"Le seigneur ordonne à un énorme poisson d'avaler Jonas et Jonas demeure dans le ventre du poisson trois jours et trois nuits"
Livre de Jonas, "Livres prophétiques", Bible
La préfiguration de la résurrection du christ, qui apparaît dans cette histoire du prophète Jonas, ressurgit bien des siècles plus tard dans celle de Pinocchio -qui deviendra un vrai petit garçon après avoir rejoint Gepetto dans le ventre de la baleine-, et envahit ma pensée lorsque je pénètre dans cette oeuvre insensée.
Le bruit de la porte à tambour par laquelle on est introduit dans le ventre du monstre est comme celui des pulsations d'un coeur très lent.
Immensité, espace clos où règne une chaleur étouffante.

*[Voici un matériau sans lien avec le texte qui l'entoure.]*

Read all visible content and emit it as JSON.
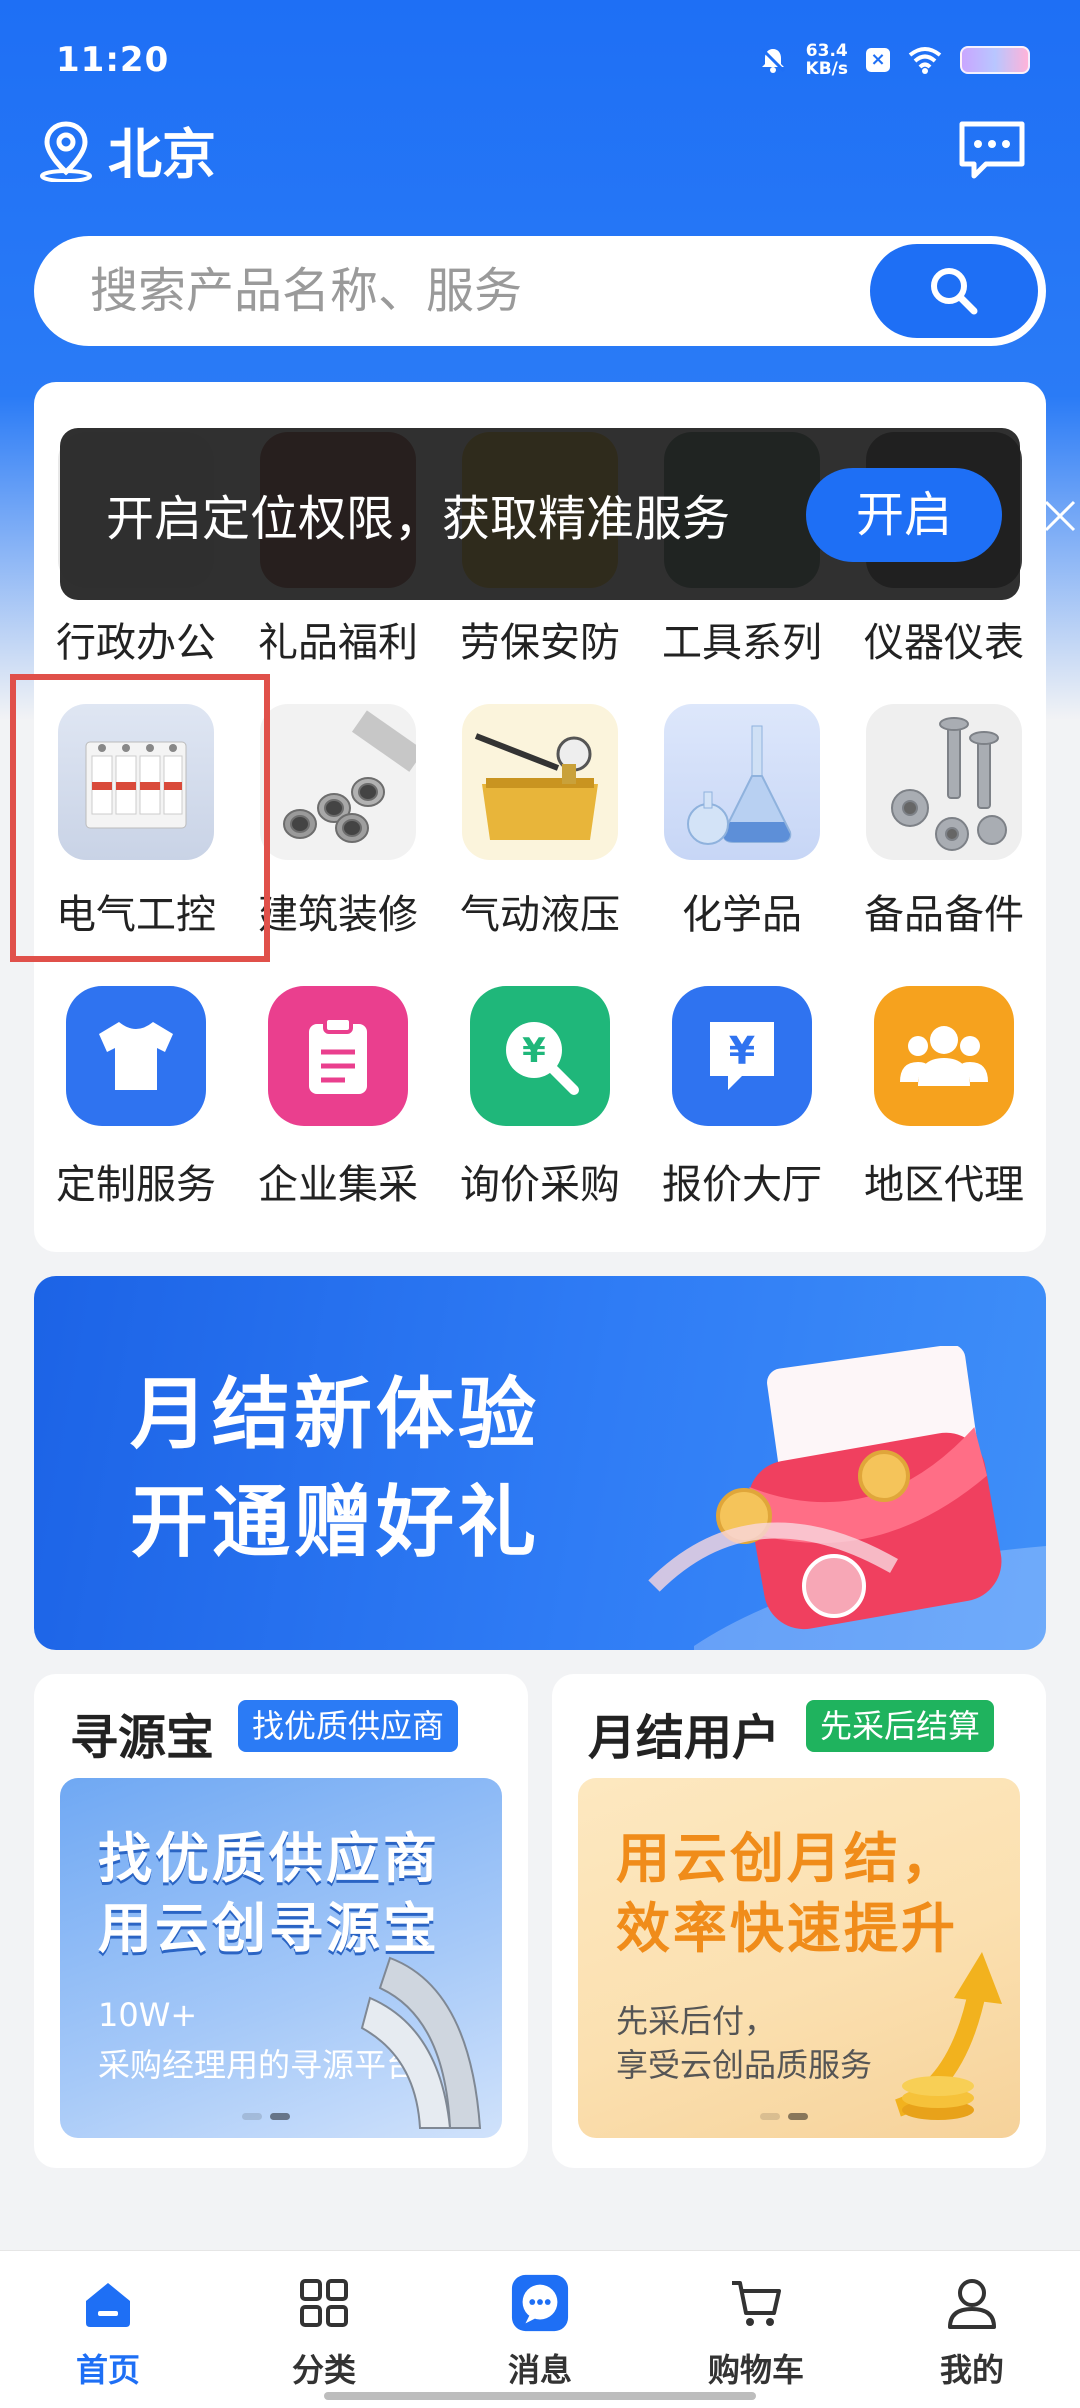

À droite et à gauche partent deux artères géantes d'où l'on s'attend à voir surgir un flot de sang à tout instant.
Le soleil qui pénètre à travers cette matière opaque répand une lumière rouge, intense et veloutée.
Cette oeuvre d’Anish Kapoor -considéré comme l’un des plus
importants sculpteurs d’aujourd’hui- envahit l'espace sous la verrière du Grand Palais pour l'édition 2011 de Monumenta et stupéfie tant par sa maîtrise de l’échelle monumentale que par la sensualité colorée et l’apparente simplicité qui s'en dégage.
C'est une sensation unique que permet le gigantisme de la forme.
Sorti de l'enveloppe chaude et carminée du ventre de la créature, on déambule autour de l'oeuvre, une colossale aubergine tricéphale qui occupe tout l'espace.
La rondeur des formes de l'oeuvre lui donne un genre féminin, rassurant malgré l'énormité.
La complémentarité des couleurs de la structure de la verrière du Grand Palais et de celle du Léviathan amplifie le plaisir de sa contemplation.
L'alliage éphémère de ces deux éléments dont je me détache à regret, sachant que cette émotion ne pourra se renouveler à l'avenir que dans le souvenir, est aussi une oeuvre à part entière.